The letter was indeed a deft blow, suddenly changing what had been a building news narrative of an isolated, bellicose America into a very different story, one about a French-German axis of appeasement that had overplayed its diplomatic hand. French TV actually buried the story Thursday; France2's evening news reported it midway through a broadcast whose lead story concerned a local snowstorm that had failed to materialize.

"Thanks in large part to American bravery, generosity and farsightedness," the letter reads, "Europe was set free from the two forms of tyranny that devastated our continent in the 20th century: Nazism and communism." According to Great Britain, Spain, Italy, Portugal, Poland, Denmark, Hungary, and the Czech Republic, "The trans-Atlantic relationship must not become a casualty of the current Iraqi regime's persistent attempts to threaten world security."

As if that were not outspoken enough, Poland's former deputy defense minister and deputy foreign minister, Radek Sikorski, appeared on PBS's Newshour to make the letter's meaning plainer yet. "We remember a previous leader who was denounced by Europe's chattering classes," he said. "That was Ronald Reagan, and he was vindicated and he helped to bring about our freedom, our liberation from communism, so we feel instinctive sympathy with America."

"We may have our doubts" about U.S. policy in the Middle East, added Sikorski, currently with the American Enterprise Institute's Atlantic Initiative. "But we are comfortable with American leadership of the free world.

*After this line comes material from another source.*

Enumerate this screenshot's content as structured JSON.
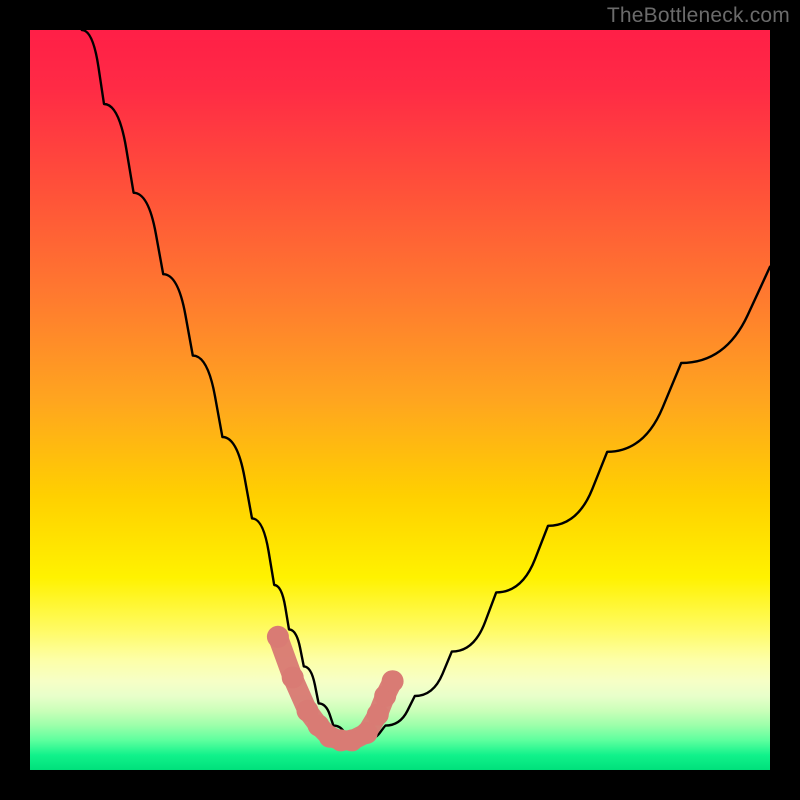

You need friends in need. And America needs our help now."

Thus has France lost its bet—for now at any rate—that it could outflank American influence by attaching itself to Germany. That wager has been a long-term strategy, dating back nearly half a century. Writing earlier this week in Britain's Independent (link via Glenn Reynolds), Bruce Anderson offered an insightful analysis of both British and French diplomacy in the wake of WWII, when "both nations had to devise strategies to deal with imperial decline."

According to Anderson, the two former empires have pursued differing strategies since the 1956 Suez crisis. "After that humiliation," he argues, "the two countries drew different conclusions. We decided we would never again find ourselves on the wrong side of America." As for the French, "They hoped to obtain a surrogate for empire in the EU, by harnessing its economic power to French purposes: a French jockey on a German horse."

It hasn't worked because history appears to have outpaced the strategy: Europe has changed profoundly, largely thanks to the U.S. Nor was it lost on the emerging nations of eastern Europe that American-dominated NATO was more welcoming to them than was the European Union. While some western European signatories to Thursday's open letter have signed on despite widespread anti-American feeling among their citizens (Italy stands out as such a case), eastern Europeans appear to feel quite positively toward the U.S. As Sikorski put it, "The Polish public is the most pro-American in Europe."

But there may be an even more striking reason for the failure of France's strategy. Secretary of Defense Donald Rumsfeld's "New Europe" (as opposed to the presumably decrepit "Old Europe" Rumsfeld dismissed) may actually exist. In a prescient essay published before the release of the open letter, Anne Applebaum cited the support of seven European countries (all of whom were to sign the letter) for U.S. Mideast policy.

"Perhaps not coincidentally," she wrote, "these are all countries that have recently undergone (or are undergoing) economic liberalization, privatization and labor-market reforms that have brought their economies at least marginally closer to ours. These are also countries that have, over the years, felt resentful of French and especially German domination of the European continent."

Applebaum notes that in the 1950s, France and Germany really did dominate Europe's continental politics. By next year, however, the European Union will contain 25 member states, and the two former giants can be easily outvoted. "Sometimes," concludes Applebaum, "strident language is a sign of waning influence, not growing strength."